Personne ne sait où en est l’Arabie saoudite. En trois ans, le prince Mohamed Ben Salmane (MBS) a su éveiller de fols espoirs en Occident et se mettre à dos la totalité des puissances de la région à force de pendaisons et de démembrement de ses opposants suivi de dissolution de leurs corps à l’acide. Son pays a dû battre en retraite au Yémen où il s’était imprudemment aventuré et renoncer à ses grands travaux, notamment la construction de la zone franche qui devait héberger les milliardaires du monde entier, Neom [10]. Ses gigantesques réserves de pétrole ne sont plus des objets de spéculation et ont perdu l’essentiel de leur valeur. La plus grande puissance militaire de la région n’est qu’un colosse aux pieds d’argile en passe d’agoniser dans les sables du désert qui l’ont vu naître.
En définitive, le président Donald Trump est en train de parvenir à ses fins : il a fait échouer le projet du Pentagone d’un État accordé à une organisation terroriste, Daesh, puis il est parvenu à faire réintégrer dans la zone économique US tous les États de la région à l’exception de la Syrie déjà perdue depuis 2014. Mais simultanément, le Pentagone aussi triomphe partiellement : il est parvenu à détruire les structures étatiques d’Afghanistan, d’Iraq, de Libye et du Yémen. Il a rencontré son seul échec en Syrie, certes en raison de l’intervention militaire russe, mais surtout parce que les Syriens incarnent le concept d’État depuis la nuit des temps.

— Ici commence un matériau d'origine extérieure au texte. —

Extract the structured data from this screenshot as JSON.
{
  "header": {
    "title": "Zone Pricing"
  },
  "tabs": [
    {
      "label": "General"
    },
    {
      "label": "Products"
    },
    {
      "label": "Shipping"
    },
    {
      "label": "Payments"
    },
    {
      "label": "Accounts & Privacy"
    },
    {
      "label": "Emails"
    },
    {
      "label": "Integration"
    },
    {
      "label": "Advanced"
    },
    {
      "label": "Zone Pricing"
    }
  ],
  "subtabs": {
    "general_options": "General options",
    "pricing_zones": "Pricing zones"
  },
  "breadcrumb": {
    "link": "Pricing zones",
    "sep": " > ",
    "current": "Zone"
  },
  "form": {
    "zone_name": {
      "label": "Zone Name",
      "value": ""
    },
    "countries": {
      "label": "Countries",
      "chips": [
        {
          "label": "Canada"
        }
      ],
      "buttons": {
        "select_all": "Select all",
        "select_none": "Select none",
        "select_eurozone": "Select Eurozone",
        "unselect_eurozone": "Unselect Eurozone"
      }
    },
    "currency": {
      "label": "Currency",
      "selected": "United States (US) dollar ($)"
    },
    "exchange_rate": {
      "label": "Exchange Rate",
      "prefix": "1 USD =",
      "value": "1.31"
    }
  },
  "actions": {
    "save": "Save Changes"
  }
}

L’annihilation des structures étatiques afghanes, selon le plan du Pentagone, et le retrait des troupes US qui sera effectif le jour de l’élection présidentielle US, selon la volonté du président Trump, auraient pu marquer l’alliance entre ces deux forces. Or, il n’en est rien. Le Pentagone a tenté en vain d’imposer la loi martiale aux États-Unis face à l’épidémie de Covid-19 [11], puis il a aidé en sous-main les « Antifas » qu’il avait déjà encadrés en Syrie [12] pour coordonner des émeutes prétendument « raciales ». La Russie, qui n’a jamais varié de position, attend sagement de récolter les lauriers de son engagement en Syrie.